В озере Линево, большом и круглом, было полно рыбы. По берегам стояли высокие ели. Зимой, на восходе и на закате, солнце щедро красило покрытые снегом пирамиды в тот непередаваемый розовый цвет, который заставляет человека думать о боге, совершенстве и красоте.
Но как бы ни была благодатна и красива эта земля, люди уезжали. Что-то недоброе, казалось, смотрело с окружающих сопок. Словно упрекало людей, что напрасно им дана красота этого розового света. Не успокаивала она их, не препятствовала взаимной злобе и истреблению друг друга.
А может, все дело было в старом заброшенном кладбище посреди болота. За ним давно никто не ухаживал, и редко кто туда заходил. Только случайно, собирая грибы или ягоды, человек вдруг оказывался на полузаросшем взгорке со странными деревянными надгробиями. На них не было имен – только год смерти, причем один и тот же: тысяча девятьсот пятьдесят четвертый.
Лишь один ряд – с именами. Кроме дат смерти, обозначены и даты рождения. Большинство могил с именами были детскими.
А еще на каждом надгробии был вырезан символ, говоривший, кем себя считал человек.
И случайный посетитель заброшенного кладбища удивлялся. Глаза его выхватывали то звезду Давида – таких могил было не меньше половины, то крест, но не православный, с нижней перекладиной, а без нее: католический или протестантский. Виднелось и несколько старообрядческих крестов – восьмиконечный внутри четырехконечного и с надписью cверху старинным письмом. Десять надгробий, с пятиконечной звездой, формой напоминали фанерные пирамидки, которые ставили погибшим на последней войне.
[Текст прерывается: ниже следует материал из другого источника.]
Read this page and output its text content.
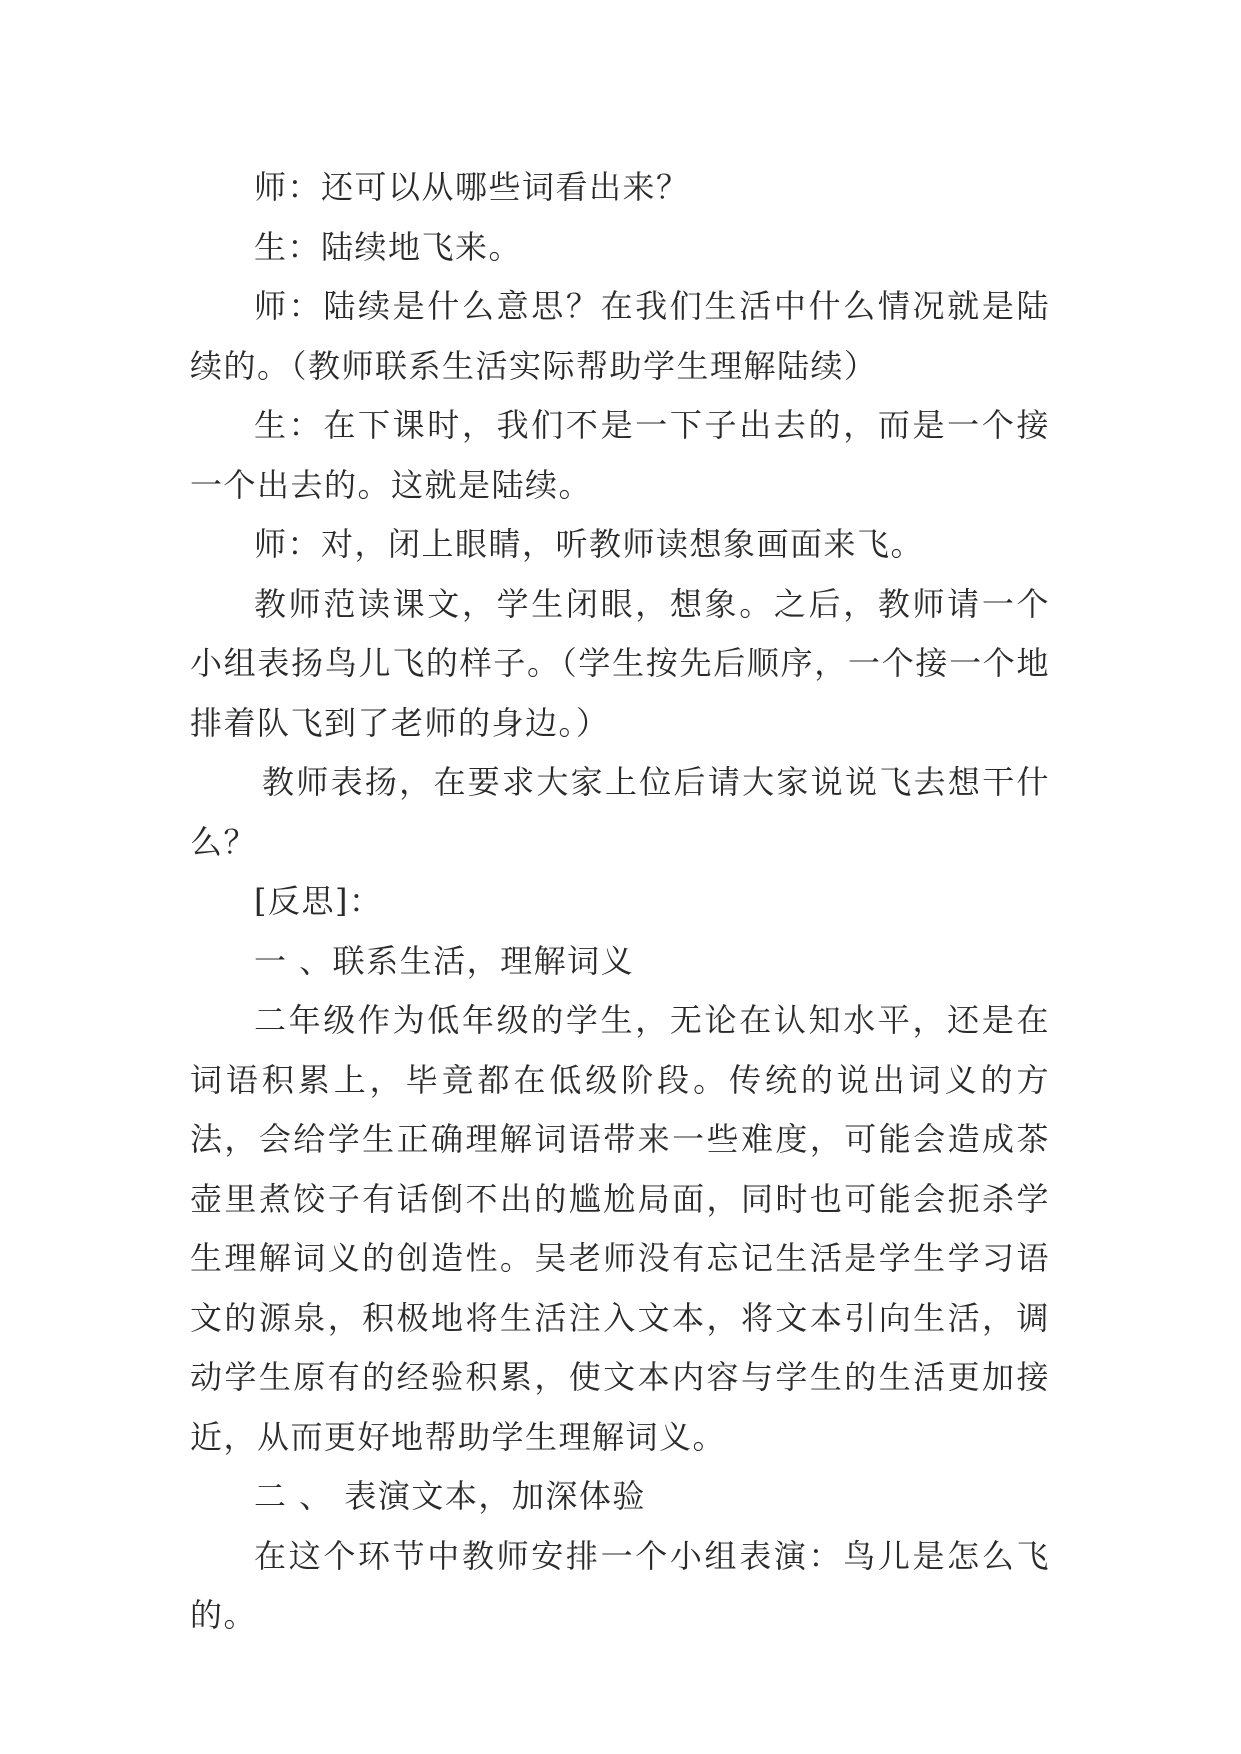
师：还可以从哪些词看出来？

生：陆续地飞来。

师：陆续是什么意思？在我们生活中什么情况就是陆续的。（教师联系生活实际帮助学生理解陆续）

生：在下课时，我们不是一下子出去的，而是一个接一个出去的。这就是陆续。

师：对，闭上眼睛，听教师读想象画面来飞。

教师范读课文，学生闭眼，想象。之后，教师请一个小组表扬鸟儿飞的样子。（学生按先后顺序，一个接一个地排着队飞到了老师的身边。）

教师表扬，在要求大家上位后请大家说说飞去想干什么？

[反思]：

一 、联系生活，理解词义

二年级作为低年级的学生，无论在认知水平，还是在词语积累上，毕竟都在低级阶段。传统的说出词义的方法，会给学生正确理解词语带来一些难度，可能会造成茶壶里煮饺子有话倒不出的尴尬局面，同时也可能会扼杀学生理解词义的创造性。吴老师没有忘记生活是学生学习语文的源泉，积极地将生活注入文本，将文本引向生活，调动学生原有的经验积累，使文本内容与学生的生活更加接近，从而更好地帮助学生理解词义。

二 、 表演文本，加深体验

在这个环节中教师安排一个小组表演：鸟儿是怎么飞的。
Надгробия были темными, как лица много пострадавших людей, которых эти страдания не озлобили, но сделали нелюдимыми и общения с которыми обычный человек инстинктивно старается избежать.
Часть I
Историю этого кладбища, настоящую или выдуманную, рассказывал один старик, время от времени селившийся в заброшенной деревне между болотом и озером. Он был совсем старенький, сгорбившийся, но глаза – молодые, ясные, какого-то невероятного зеленовато-синего цвета. Никто не знал, откуда этот старик вдруг, раз в год или два, появлялся в этом лесу. Он обновлял все могилы, а потом снова исчезал неведомо куда. Речь его звучала немного странно для местного жителя – как будто старику чаще приходилось говорить не на родном языке.
Когда-то давно, когда эта земля еще не устала от насилия и была гостеприимной, здесь жили хакасы, промышлявшие охотой и выращиванием оленей. На священной горе Базыр раз в год собирались всем родом, приносили жертвы духам, чтобы они не сердились на людей, чтобы не менялось ничего в лесу. Горы, окружавшие равнину, были тогда высокими, до неба. Они отделяли мир этой равнины от остальной Вселенной.
В восемнадцатом веке появились русские – в этот дикий лес переселили из Белоруссии раскольников, старообрядцев. По фамилии первого старосты деревню назвали Шарыпово. Храма у них не было, только бревенчатый дом, который они называли часовней, – больше и лучше других изб. Священника тоже не было, по воскресеньям молитвенные собрания в часовне проводил староста.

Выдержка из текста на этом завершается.